WS: Oh yes, you were so much more than
I the poet as well as the romantic. But my Othello was a tragedy, not a
romance. You said it; I tried to mirror life and life must always be a tragedy simply
because it always ends in death. Of course you and I know now that death is no
tragedy but we didn’t know that there and then, did we? Only the most
blameless, most at peace, most benevolent and most pious welcomed what our
friend Dylan called the dying of the
light - and failed to rage against it. Most of those - indeed the vast
majority of good health and sound mind dreaded their dying day. However
pain-filled their lives had been they wanted more of it. Very odd indeed. Chuckles. Most in my day were as convinced of this afterlife as they
were afraid of it - and afraid with good reason, most of them.
RB: Atheism was still a crime in my
age, tantamount almost to witchcraft. But then look. How soon did our so called
science demand its own atheism! By the twenty first century how few believed in
anything other than that which they could see, smell, hear, touch, or read about
in their so-called newspapers.
WS: The understanding that alone
lifted our kind above all others cast aside as of no importance, replaced by
mere mechanics.
RB: How soon all gone. Man no more,
no more machines
WS: Right. And mostly with good
reason. Where most of that ‘most’ are now we know not. Reborn to try again? Perhaps.
It is of no importance. But romance! I agree with you that romance was the
saving grace. That and our exposure on Earth to the uplift of the so-called
arts. His hands behind his head, he’s watching through slitted eyes the
play of sunlight through wispy cloud, listening idly to the drone of insect
life.
RB: Oh yes, romance … Tell me, who
was she anyway Will, the dark lady of your lovely sonnets? She whose identity has
driven so vast an academia to drink and argument over the succeeding centuries?
WS: The dark lady? I met her in Florence and later when she came to London. Her name was Bint Na’ir. She was the second
wife of Abd el-Ouahed ben Messaoud, ambassador for the King of Morocco to the
Court of Queen Elizabeth. Messaoud was the
inspiration for my Othello, you know. Ah yes what a fine though very wanton
woman was our Bint. She certainly cut a wide swathe through the male ranks of
the Globe, as much as I detested having to share her favours, even with my friends,
even that Johnson. But we all needed to keep our liaisons very quiet.
Disclosure would likely have been fatal and not only to the lady herself.
RB: You had many such diversions in
your life on Earth?
WS: By no means as many as you, my
friend. Forget not that I was so much away from house and home. However I was never
tempted to try to expose my adventures in verse or in song as did you. I liked
to remain as invisible as possible behind my various creations. It is through
no fault of mine that generations of so-called thinkers often doubted my
authorship. Grins at his friend. You know, as if
we semi-educated country boys without that Cambridge label must be bereft of the finer
thoughts, the dancing words? Pauses to think back, his thoughts as
always apparent to his good companion, then gets to his feet. Shall we move on?

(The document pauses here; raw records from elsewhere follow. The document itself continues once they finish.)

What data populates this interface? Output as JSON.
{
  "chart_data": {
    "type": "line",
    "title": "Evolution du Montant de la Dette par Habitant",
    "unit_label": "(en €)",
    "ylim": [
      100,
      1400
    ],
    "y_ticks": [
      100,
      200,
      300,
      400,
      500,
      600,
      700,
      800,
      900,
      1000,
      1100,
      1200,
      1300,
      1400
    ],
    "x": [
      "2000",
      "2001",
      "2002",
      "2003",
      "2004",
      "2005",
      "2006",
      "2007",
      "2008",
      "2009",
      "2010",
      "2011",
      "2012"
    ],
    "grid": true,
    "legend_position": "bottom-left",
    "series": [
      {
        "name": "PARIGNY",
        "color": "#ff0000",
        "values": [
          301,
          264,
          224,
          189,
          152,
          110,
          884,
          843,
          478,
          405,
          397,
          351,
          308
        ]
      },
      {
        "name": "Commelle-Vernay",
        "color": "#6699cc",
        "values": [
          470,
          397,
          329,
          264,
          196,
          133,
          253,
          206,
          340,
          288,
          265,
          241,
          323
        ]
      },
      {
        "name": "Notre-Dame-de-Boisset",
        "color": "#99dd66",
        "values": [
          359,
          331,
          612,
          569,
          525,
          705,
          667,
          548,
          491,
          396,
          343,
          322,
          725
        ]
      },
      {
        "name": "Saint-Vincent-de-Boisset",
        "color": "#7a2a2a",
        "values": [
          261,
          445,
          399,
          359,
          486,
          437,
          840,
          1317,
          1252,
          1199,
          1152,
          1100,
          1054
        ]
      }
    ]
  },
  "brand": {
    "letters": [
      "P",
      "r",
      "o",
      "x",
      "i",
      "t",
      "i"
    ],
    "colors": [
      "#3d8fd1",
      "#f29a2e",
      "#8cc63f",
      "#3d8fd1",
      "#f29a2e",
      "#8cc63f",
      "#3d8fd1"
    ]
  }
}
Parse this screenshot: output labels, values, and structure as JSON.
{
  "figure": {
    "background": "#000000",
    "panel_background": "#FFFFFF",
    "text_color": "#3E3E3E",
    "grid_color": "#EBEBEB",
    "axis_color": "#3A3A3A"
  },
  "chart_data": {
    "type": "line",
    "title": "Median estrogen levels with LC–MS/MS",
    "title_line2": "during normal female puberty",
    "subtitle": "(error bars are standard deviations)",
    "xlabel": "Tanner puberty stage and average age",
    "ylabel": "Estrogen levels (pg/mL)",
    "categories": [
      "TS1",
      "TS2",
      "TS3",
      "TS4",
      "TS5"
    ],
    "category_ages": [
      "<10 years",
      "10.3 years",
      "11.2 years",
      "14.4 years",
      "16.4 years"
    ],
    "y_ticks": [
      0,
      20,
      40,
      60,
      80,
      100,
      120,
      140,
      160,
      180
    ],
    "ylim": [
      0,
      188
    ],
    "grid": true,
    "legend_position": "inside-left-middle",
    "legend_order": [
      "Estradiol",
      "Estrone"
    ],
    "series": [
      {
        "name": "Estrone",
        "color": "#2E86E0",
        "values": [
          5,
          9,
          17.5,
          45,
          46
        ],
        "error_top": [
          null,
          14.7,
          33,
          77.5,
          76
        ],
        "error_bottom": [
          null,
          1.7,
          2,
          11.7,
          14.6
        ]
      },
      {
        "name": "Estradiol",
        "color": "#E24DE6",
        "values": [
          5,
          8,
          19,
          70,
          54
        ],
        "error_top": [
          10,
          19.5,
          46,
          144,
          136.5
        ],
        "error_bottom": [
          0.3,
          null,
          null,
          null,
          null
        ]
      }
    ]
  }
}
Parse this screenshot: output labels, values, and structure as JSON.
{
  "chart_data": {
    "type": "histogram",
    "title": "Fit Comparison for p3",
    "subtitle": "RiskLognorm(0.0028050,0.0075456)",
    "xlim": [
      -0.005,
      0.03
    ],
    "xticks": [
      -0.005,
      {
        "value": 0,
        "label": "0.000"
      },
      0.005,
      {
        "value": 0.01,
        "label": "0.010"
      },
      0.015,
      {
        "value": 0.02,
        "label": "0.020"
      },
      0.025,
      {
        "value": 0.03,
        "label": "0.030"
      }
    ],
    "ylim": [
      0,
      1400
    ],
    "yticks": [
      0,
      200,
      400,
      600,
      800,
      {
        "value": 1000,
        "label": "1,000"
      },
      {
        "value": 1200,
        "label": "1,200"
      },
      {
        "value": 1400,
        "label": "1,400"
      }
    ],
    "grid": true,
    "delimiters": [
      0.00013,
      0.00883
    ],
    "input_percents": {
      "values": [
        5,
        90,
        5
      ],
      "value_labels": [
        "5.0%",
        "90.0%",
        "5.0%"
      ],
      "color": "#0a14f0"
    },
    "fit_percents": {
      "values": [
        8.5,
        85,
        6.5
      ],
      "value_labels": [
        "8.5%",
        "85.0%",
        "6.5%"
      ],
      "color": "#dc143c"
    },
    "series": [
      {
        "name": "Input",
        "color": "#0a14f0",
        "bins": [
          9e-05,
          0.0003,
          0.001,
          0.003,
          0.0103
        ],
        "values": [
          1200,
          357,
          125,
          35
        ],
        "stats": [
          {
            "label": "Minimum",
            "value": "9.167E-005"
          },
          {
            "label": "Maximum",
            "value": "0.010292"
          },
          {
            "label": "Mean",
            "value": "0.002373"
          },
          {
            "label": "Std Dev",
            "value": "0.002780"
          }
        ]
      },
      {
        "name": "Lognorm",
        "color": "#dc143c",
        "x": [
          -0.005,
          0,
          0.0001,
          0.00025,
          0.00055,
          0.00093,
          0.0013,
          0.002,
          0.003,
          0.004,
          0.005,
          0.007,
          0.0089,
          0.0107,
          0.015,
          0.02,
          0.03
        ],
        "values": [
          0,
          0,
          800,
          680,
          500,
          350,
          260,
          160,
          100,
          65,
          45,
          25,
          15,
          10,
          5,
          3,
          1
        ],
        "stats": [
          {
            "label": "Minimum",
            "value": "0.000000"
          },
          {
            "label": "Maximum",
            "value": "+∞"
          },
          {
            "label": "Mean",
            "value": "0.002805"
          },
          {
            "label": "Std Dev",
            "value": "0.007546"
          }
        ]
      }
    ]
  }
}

RB: Now also on his feet. But a man’s a man for all that. Yes, where shall we go,
what do we find there? Your choice this time.
WS: Anywhere and anything we wish …
if I am now to choose … oh, I think the sea that lies past yonder stand of oaks.
Come.
RB: The billows on the ocean, / The breezes idly roaming, / The cloud's
uncertain motion, / They are but
types of Woman. Laughs. They set off
as a black-maned lion stalks from the forest into the glade, coughs once, swinging
his great head side to side, padding along behind. Beside him trots a snow
white lamb, skipping sometimes, and a troupe of Thompson’s Gazelle springing in
slow motion stiff-legged high into the air, avoiding on their descent by narrow
margins a flock of waddling geese, an army of soldier ants, the Prince of
Denmark and a lady.
WS: Who’s the lady, Robert?
RB: I called her Clarinda. She was the Love that’s
like the red, red rose, as unrequited as it was, at least to all appearances. Touch of your Moorish lady,
right? The entourage proceeds through a grove of massive old oak trees
and out on to a scimitar stretch of achingly pale sand and an ocean turquoise, infinite.